Sunday 4 September 2011

Protons, Neutrons and Electrons

The universe is an incredibly large place with hundreds of billions of galaxies. Each galaxy has hundreds of billions of stars in it. So there are more than 10,000,000,000,000,000,000,000 stars out there, and most of them are bigger than our sun. There is probably much more as well. That's just all we can see.

All of that stuff out there is made of matter, all of which is made up of protons, neutrons, and electrons. There are other particles that pop in and out of existence and apply the forces, but they aren't matter like protons, neutrons, and electrons.

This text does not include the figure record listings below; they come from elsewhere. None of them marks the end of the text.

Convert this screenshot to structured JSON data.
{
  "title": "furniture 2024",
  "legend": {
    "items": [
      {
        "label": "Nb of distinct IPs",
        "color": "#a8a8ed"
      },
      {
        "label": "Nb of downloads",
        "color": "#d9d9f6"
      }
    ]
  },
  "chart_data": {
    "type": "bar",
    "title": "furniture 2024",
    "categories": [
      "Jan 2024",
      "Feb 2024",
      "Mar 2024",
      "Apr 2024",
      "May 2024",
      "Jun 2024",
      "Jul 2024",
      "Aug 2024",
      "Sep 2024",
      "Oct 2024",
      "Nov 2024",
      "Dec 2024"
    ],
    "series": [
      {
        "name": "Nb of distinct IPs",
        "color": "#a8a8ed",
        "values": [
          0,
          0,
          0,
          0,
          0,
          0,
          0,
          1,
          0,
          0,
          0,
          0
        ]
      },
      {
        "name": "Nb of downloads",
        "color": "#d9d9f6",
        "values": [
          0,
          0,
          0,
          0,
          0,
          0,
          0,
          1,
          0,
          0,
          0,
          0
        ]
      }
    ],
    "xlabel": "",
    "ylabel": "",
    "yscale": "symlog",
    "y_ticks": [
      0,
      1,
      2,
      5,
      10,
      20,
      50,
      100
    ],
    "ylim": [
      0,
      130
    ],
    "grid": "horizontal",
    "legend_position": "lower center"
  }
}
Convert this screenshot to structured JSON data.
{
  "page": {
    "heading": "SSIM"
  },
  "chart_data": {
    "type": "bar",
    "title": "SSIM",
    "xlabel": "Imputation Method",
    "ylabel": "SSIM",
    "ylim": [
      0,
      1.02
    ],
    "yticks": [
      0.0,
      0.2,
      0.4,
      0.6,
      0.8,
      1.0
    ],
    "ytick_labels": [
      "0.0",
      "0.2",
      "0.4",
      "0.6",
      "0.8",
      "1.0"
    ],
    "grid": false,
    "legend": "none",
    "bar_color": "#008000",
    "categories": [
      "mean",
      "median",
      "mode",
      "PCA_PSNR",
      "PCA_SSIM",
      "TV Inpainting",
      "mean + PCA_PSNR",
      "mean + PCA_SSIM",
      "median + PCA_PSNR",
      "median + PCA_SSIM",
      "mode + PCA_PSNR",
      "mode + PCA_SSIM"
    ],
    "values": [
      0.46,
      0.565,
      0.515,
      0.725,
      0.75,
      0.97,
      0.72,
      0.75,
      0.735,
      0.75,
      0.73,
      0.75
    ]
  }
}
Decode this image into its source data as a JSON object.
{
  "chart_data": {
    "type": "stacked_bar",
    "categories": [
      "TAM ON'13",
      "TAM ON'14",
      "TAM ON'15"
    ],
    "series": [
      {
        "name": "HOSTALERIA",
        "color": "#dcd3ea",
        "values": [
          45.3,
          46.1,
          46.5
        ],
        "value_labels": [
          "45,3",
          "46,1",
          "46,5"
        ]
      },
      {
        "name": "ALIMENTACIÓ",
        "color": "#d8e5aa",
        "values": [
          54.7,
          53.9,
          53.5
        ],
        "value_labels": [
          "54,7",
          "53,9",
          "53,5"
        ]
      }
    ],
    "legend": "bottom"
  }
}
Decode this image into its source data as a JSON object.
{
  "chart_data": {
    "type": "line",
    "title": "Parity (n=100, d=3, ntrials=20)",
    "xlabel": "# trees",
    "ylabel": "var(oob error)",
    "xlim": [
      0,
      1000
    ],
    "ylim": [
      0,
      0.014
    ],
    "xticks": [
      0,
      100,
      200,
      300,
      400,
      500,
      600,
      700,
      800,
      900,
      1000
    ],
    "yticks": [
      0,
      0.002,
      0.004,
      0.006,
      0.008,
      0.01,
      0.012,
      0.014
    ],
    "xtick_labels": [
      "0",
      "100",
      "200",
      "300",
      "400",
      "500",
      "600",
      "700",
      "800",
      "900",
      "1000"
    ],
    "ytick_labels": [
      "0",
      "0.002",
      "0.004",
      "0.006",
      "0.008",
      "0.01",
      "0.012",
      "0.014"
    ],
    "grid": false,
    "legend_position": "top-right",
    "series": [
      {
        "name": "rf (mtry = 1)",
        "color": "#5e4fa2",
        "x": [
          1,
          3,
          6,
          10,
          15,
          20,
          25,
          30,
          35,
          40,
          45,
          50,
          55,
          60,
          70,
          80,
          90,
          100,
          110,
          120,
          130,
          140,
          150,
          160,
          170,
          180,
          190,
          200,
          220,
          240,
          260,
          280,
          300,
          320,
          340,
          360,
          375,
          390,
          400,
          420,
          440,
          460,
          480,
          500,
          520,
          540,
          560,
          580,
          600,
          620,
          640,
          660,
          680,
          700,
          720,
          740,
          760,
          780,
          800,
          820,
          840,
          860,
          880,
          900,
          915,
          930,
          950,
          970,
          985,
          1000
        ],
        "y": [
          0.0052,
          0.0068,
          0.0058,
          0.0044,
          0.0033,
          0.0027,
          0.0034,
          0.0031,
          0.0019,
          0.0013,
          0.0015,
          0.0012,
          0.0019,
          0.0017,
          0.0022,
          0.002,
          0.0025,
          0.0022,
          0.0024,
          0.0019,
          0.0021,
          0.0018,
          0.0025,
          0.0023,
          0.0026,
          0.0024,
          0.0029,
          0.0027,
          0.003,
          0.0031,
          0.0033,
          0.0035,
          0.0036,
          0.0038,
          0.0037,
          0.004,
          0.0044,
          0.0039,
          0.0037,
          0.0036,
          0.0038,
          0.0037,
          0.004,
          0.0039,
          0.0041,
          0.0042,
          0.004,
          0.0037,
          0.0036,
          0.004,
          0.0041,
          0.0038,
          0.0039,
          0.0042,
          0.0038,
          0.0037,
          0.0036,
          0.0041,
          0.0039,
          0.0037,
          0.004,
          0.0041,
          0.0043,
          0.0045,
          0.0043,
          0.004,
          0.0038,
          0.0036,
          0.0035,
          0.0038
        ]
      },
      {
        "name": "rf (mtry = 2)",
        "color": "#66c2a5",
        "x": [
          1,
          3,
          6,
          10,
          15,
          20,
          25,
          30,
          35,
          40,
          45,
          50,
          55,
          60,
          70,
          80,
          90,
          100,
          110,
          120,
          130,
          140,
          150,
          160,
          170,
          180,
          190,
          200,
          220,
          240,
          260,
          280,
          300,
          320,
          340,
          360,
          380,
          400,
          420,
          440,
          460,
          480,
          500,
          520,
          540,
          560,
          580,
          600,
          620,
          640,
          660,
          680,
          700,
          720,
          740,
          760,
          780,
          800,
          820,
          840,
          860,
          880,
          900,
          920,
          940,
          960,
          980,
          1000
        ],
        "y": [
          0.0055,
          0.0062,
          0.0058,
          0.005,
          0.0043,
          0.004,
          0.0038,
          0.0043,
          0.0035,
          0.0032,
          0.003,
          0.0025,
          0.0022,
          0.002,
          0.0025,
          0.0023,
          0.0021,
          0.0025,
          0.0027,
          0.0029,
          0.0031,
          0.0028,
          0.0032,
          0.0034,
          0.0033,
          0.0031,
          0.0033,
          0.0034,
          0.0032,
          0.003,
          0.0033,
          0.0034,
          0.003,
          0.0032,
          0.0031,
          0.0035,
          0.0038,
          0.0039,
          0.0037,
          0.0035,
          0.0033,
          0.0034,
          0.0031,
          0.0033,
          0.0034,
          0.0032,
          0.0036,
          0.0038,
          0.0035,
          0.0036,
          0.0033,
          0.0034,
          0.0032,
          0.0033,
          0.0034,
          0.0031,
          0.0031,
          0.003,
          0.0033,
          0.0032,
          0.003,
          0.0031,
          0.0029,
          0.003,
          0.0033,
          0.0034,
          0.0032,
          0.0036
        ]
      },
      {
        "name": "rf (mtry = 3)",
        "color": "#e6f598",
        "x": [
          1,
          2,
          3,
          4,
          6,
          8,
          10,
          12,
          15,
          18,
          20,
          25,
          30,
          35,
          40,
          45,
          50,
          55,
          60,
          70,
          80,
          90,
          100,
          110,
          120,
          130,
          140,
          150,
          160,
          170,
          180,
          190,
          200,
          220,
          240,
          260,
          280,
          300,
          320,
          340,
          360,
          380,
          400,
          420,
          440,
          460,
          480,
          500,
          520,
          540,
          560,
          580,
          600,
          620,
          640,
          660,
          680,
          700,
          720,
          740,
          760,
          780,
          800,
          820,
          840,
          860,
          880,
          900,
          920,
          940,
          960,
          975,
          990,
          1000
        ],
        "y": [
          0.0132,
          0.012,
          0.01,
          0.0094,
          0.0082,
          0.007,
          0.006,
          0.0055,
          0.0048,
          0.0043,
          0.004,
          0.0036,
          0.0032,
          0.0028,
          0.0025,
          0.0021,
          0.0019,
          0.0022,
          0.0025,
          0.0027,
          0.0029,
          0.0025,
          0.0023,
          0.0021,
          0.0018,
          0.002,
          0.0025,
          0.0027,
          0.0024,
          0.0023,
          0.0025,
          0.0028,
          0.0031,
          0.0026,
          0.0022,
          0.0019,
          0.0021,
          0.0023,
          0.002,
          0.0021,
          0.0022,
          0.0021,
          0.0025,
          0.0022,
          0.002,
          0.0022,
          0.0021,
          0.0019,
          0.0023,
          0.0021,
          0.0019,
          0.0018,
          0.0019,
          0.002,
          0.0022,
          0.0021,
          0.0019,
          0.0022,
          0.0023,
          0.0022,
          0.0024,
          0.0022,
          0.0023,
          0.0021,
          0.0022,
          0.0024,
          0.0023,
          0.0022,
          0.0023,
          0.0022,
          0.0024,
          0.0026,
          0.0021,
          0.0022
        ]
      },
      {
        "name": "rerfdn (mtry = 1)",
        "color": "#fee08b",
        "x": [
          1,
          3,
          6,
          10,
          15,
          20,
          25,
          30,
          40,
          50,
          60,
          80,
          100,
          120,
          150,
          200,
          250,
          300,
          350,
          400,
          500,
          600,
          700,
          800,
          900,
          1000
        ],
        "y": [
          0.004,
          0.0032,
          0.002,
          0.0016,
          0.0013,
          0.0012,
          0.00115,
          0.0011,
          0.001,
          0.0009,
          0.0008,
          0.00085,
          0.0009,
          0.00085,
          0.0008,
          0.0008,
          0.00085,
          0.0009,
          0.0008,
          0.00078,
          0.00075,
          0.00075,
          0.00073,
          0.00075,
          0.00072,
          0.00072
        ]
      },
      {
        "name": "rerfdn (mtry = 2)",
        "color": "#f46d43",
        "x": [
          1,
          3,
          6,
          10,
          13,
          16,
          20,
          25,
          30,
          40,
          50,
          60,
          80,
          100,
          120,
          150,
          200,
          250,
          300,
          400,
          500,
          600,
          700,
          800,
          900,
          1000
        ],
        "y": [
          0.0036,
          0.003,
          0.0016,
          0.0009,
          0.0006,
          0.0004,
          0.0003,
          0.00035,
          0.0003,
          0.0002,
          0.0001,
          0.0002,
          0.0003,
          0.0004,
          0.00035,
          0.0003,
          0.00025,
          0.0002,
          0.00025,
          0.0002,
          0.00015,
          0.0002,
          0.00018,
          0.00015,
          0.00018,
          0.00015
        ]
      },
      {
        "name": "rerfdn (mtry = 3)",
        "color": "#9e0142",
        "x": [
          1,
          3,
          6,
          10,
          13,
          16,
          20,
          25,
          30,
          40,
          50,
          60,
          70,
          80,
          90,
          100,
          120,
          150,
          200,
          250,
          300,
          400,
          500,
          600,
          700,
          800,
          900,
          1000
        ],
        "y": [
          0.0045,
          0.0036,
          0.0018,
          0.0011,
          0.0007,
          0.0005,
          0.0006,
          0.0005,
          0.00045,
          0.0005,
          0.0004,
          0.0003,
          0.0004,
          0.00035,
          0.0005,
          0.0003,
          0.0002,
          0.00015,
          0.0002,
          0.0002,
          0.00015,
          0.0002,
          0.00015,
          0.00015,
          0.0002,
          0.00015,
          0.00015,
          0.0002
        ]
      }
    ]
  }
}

Protons and neutrons are indeed composed of smaller particles called quarks, that stick together like magnets. An enormous amount of energy is required to get quarks to fly apart because the energy of motion has to be greater than the energy of attraction. Other than in the lab, quarks haven't been by themselves for billions of years.

For about the first hundred thousand years following the Big Band, the Universe was much smaller than it is now, but it still had the same amount of mass and energy, so the amount of energy in a single particle was so big that particles like quarks just could not stick together. The soup of particles that constituted the universe was so hot that no protons or neutrons existed yet.

After this period of time things started cooling down. Of course cooling here means hotter than the sun, but that is cold enough for quarks to start sticking together. The next phase was the combination protons, neutrons, and electrons into atoms like helium and hydrogen.

These atoms began to clump together into gigantic clouds of dust, many hundreds of thousands of light years across. They swirled around until dense spots formed into stars. In their life cycle, stars produce atoms like iron, copper, and carbon. When it finally died and exploded, the star spread these elements were across the galaxy to eventually form planets. But of course all of these still consisted of the same three particles; protons, neutrons, and electrons.

Still today, everything that we can see, touch, taste, smell, and for that matter even hear, is made of three basic particles. We can't see them directly, but they are there, interacting at an incredibly small scale to create the atoms, molecules, and eventually complex systems that allow us to survive, and even thrive.